Microsoft Office 95 users will not be able to take the upgrade route to Office XP--instead they will have to buy it outright.
Written by Will Knight, Contributor
Microsoft Office 95 users will not be able to take the upgrade route to Office XP--instead they will have to buy it outright.

Users running Office 95 software will not be able to upgrade their computers to Microsoft's next generation of office applications, Office XP.

The forthcoming range of office software tools, set to launch in the UK at the end of May, will cost around twice as much to buy from scratch as to upgrade. The estimated retail upgrade price will be $239, and the full version will cost $479. Microsoft says that no upgrade will be available for users of 95.

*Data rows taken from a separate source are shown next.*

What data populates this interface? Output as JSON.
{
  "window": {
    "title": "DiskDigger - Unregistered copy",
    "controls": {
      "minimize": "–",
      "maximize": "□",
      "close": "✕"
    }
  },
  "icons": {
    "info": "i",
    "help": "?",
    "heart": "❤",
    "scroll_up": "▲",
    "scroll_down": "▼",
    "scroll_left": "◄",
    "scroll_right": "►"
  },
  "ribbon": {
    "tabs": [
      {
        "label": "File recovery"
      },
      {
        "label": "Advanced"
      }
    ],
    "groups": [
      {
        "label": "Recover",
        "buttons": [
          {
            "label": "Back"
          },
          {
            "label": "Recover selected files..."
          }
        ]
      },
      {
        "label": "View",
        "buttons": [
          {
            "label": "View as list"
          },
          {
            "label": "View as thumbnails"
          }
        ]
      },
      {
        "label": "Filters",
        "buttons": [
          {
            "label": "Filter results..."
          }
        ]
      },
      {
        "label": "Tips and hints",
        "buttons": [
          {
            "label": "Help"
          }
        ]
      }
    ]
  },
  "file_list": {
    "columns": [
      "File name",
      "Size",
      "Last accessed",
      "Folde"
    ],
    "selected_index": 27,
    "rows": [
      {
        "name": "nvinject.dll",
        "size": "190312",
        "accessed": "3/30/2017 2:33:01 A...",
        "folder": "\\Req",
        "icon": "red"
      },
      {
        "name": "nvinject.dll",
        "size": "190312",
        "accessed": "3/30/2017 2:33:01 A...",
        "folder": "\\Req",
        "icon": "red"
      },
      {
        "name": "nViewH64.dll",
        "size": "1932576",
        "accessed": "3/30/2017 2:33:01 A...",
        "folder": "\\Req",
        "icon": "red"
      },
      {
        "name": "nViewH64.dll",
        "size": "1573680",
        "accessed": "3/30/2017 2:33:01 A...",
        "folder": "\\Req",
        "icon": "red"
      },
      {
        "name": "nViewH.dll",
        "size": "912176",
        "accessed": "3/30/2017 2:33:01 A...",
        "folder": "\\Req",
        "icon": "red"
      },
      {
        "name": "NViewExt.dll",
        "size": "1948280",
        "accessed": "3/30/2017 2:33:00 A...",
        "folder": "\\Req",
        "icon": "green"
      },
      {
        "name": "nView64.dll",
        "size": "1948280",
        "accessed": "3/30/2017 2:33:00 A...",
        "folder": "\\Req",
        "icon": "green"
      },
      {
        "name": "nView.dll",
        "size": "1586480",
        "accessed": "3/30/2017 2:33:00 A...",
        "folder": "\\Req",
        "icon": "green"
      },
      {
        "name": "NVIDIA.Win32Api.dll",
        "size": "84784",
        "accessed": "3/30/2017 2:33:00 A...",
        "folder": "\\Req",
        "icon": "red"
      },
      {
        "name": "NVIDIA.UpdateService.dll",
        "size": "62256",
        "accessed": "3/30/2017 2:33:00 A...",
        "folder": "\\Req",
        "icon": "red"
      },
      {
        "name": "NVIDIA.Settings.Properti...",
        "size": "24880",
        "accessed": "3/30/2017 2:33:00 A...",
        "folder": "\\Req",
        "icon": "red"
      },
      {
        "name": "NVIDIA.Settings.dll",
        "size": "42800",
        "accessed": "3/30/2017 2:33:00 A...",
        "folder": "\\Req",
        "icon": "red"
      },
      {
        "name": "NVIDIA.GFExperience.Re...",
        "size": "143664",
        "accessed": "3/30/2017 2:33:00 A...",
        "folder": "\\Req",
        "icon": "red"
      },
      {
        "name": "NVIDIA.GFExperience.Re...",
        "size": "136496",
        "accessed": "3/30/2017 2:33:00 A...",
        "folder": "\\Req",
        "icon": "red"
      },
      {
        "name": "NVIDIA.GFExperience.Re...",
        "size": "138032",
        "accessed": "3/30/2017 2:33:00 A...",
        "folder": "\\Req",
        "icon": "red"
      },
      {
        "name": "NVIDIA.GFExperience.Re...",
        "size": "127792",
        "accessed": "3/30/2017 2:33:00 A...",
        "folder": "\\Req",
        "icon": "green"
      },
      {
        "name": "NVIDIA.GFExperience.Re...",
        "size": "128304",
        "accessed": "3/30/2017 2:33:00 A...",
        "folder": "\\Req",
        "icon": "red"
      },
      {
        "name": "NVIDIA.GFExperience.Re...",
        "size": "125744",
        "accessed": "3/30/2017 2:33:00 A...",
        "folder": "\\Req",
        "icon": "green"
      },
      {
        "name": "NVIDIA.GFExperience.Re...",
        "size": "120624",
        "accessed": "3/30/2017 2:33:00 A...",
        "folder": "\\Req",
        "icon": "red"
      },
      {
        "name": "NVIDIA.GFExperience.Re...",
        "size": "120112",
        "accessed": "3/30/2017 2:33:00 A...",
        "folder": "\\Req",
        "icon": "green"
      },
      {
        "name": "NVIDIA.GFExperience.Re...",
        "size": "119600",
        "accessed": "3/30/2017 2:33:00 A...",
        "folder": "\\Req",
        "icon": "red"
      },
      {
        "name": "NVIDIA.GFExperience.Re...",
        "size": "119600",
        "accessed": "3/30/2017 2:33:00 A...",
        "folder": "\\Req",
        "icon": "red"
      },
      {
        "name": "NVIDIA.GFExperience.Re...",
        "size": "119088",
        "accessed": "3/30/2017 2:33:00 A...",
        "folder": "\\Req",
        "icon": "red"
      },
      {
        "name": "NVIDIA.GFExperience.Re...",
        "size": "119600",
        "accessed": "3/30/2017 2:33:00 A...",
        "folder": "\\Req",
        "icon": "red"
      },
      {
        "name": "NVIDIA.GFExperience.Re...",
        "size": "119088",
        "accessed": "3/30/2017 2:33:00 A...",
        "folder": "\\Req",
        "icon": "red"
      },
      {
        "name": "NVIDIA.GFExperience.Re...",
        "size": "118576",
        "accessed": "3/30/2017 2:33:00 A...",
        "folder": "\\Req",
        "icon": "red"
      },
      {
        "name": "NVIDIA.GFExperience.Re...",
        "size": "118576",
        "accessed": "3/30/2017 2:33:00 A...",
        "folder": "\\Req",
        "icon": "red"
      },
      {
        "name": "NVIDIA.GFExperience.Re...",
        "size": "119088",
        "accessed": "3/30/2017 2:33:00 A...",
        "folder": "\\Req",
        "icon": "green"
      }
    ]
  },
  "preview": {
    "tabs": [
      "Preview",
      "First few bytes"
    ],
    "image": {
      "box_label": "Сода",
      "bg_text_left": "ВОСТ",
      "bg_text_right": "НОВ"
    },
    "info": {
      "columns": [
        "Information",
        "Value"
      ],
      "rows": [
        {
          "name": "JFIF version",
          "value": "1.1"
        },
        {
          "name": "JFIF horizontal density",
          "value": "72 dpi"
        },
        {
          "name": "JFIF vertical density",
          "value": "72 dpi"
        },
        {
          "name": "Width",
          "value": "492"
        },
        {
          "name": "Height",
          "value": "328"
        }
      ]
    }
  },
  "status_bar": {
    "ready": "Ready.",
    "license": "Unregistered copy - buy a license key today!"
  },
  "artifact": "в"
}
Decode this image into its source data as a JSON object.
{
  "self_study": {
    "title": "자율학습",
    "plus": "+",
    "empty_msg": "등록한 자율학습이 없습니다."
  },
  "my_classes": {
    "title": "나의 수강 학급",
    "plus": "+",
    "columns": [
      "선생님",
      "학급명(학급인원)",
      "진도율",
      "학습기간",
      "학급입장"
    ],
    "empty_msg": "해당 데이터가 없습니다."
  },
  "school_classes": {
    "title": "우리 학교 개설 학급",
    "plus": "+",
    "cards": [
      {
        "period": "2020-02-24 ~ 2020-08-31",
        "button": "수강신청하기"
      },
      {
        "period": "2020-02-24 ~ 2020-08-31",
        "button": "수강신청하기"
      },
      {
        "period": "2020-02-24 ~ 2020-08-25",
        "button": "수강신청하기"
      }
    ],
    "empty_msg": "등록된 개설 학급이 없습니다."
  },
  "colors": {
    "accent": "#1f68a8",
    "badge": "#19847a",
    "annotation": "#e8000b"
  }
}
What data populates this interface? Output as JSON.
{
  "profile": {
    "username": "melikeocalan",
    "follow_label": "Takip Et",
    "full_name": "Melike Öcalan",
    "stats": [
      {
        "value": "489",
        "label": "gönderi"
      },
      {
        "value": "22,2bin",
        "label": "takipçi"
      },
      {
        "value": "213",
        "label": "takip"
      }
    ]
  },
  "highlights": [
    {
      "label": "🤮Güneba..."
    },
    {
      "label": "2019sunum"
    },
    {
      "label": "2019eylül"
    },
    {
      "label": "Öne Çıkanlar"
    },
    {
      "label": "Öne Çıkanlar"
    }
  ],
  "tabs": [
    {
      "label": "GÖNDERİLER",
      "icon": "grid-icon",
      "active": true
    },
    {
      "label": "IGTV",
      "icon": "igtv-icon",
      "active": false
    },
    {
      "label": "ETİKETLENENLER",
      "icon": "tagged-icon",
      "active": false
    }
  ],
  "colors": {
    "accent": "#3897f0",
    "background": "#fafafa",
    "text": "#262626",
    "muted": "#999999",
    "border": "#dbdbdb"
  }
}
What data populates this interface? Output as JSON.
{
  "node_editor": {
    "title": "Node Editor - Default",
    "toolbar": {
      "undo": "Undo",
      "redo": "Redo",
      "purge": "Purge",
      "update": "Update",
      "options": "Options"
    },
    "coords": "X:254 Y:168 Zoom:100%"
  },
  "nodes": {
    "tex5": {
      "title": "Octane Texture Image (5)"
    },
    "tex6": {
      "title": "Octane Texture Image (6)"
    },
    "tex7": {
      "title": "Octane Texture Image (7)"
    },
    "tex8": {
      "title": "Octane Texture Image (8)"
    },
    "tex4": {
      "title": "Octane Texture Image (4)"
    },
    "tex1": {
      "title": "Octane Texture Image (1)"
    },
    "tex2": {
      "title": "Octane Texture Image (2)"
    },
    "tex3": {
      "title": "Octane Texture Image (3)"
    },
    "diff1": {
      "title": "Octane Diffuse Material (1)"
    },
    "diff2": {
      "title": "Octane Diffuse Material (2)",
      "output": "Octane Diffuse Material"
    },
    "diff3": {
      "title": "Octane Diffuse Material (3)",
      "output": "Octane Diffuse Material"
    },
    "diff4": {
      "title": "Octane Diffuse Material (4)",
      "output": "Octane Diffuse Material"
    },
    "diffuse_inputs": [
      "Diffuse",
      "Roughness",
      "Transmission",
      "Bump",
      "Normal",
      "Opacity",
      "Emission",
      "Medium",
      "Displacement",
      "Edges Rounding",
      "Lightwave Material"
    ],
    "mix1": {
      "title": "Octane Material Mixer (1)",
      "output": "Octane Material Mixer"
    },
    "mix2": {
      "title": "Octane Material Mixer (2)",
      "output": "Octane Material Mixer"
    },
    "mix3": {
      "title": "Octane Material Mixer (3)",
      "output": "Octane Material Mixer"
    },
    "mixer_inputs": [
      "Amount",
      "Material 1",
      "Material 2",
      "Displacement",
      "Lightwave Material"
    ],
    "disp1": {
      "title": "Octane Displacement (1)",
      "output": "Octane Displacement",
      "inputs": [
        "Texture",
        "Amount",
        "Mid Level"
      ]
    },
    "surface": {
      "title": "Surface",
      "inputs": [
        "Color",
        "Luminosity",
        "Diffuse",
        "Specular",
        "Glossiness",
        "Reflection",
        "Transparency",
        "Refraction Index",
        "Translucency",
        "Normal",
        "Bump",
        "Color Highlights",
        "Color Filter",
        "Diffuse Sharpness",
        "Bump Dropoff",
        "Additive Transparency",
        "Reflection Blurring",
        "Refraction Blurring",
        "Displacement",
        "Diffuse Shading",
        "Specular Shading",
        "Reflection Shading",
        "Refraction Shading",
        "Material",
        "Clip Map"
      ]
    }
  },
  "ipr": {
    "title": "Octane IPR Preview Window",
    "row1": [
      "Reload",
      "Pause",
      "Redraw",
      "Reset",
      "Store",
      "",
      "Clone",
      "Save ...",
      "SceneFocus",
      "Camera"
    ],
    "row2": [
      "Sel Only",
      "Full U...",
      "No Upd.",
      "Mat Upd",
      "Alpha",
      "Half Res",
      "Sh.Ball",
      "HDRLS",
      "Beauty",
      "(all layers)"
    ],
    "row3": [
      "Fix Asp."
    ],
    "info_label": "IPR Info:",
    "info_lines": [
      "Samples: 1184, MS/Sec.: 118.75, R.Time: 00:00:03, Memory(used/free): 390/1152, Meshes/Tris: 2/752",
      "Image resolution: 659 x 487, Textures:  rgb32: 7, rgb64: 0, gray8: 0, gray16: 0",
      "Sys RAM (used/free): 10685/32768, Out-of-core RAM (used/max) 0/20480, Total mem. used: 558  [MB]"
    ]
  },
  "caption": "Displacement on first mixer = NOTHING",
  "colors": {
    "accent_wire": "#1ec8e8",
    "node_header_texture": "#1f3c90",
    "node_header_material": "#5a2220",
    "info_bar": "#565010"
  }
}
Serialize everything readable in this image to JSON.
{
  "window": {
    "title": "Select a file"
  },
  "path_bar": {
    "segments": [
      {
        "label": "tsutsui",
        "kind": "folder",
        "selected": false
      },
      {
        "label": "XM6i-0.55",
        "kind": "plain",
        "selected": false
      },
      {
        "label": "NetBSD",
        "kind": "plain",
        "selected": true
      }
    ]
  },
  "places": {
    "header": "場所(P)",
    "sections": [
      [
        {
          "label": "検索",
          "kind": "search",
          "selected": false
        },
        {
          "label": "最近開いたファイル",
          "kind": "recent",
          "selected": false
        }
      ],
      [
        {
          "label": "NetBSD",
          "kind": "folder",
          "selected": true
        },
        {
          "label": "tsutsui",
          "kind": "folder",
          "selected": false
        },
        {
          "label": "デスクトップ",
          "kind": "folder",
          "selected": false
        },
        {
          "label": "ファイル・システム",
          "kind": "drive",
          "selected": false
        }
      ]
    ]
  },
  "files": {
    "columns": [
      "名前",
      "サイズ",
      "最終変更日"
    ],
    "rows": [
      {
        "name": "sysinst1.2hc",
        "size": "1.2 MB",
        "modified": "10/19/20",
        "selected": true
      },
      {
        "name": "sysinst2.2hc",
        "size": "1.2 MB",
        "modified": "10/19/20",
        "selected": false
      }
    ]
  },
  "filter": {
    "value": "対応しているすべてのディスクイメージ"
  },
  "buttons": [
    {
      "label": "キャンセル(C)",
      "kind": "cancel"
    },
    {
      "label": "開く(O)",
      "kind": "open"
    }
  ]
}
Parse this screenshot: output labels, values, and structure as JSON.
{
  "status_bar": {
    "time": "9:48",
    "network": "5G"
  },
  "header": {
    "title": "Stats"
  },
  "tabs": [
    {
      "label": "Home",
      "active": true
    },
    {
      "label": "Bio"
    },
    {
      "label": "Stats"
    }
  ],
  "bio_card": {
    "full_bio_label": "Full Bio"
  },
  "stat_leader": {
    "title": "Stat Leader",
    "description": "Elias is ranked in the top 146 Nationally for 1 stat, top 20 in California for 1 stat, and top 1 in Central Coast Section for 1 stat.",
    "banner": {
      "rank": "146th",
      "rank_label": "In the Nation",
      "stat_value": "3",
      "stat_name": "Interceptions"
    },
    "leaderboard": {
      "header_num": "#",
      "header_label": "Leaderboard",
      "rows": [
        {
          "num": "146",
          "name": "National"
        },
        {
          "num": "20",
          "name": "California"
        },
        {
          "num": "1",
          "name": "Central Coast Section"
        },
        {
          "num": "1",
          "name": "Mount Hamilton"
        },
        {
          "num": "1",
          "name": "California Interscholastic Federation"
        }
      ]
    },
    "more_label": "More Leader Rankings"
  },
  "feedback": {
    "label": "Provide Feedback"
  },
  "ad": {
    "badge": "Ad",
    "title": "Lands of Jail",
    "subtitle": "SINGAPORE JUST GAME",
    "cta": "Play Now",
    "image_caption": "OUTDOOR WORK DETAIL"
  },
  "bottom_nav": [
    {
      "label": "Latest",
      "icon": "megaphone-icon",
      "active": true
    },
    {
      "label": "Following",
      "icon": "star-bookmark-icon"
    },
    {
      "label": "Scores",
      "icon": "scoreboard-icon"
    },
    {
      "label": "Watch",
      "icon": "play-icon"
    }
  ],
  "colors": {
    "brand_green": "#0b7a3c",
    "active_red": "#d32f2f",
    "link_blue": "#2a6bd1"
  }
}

"Those are just too old and we have come a long way," said a company spokeswoman in the UK. "We are recommending that users jump straight to XP."

Analysts say the policy will irk some users and dent the budget of companies that are still using older versions of Microsoft's Office software.

Dan Kusnetzky, vice president for system software research with analyst firm IDC, said that a considerable number of companies still rely on Office 95.

"A lot of organizations are still running 95 because that is what they wanted at the time," he said. "A lot of business people operate with the attitude that if it is good enough, then it's good enough." Microsoft Office is the World's most popular suite of Office tools, and Microsoft's cash cow, accounting for 46 percent of the company's revenue. Between five and ten percent of Office users are still on Office 95.

Boris Suchantke, manager of com.eins Computer, a German company that buys up software from liquidation procedures and resells upgraded versions, is unhappy about Microsoft's policy not to allow upgrades from older versions of the software. "I'm very surprised," he said. "They have been allowing it for years and have decided to stop overnight."

There have, however, been three upgrades since Office 95, and Kusnetzky believes it is not surprising that Microsoft now wants to stop providing upgrades for this version. He said users will inevitably, from time to time, be faced with the need to buy software from scratch.

"It would seem plausible that they would decide they weren't going to make an upgrade, [and] say that they can't supply the engineering. I'm not sure that other vendors would do differently."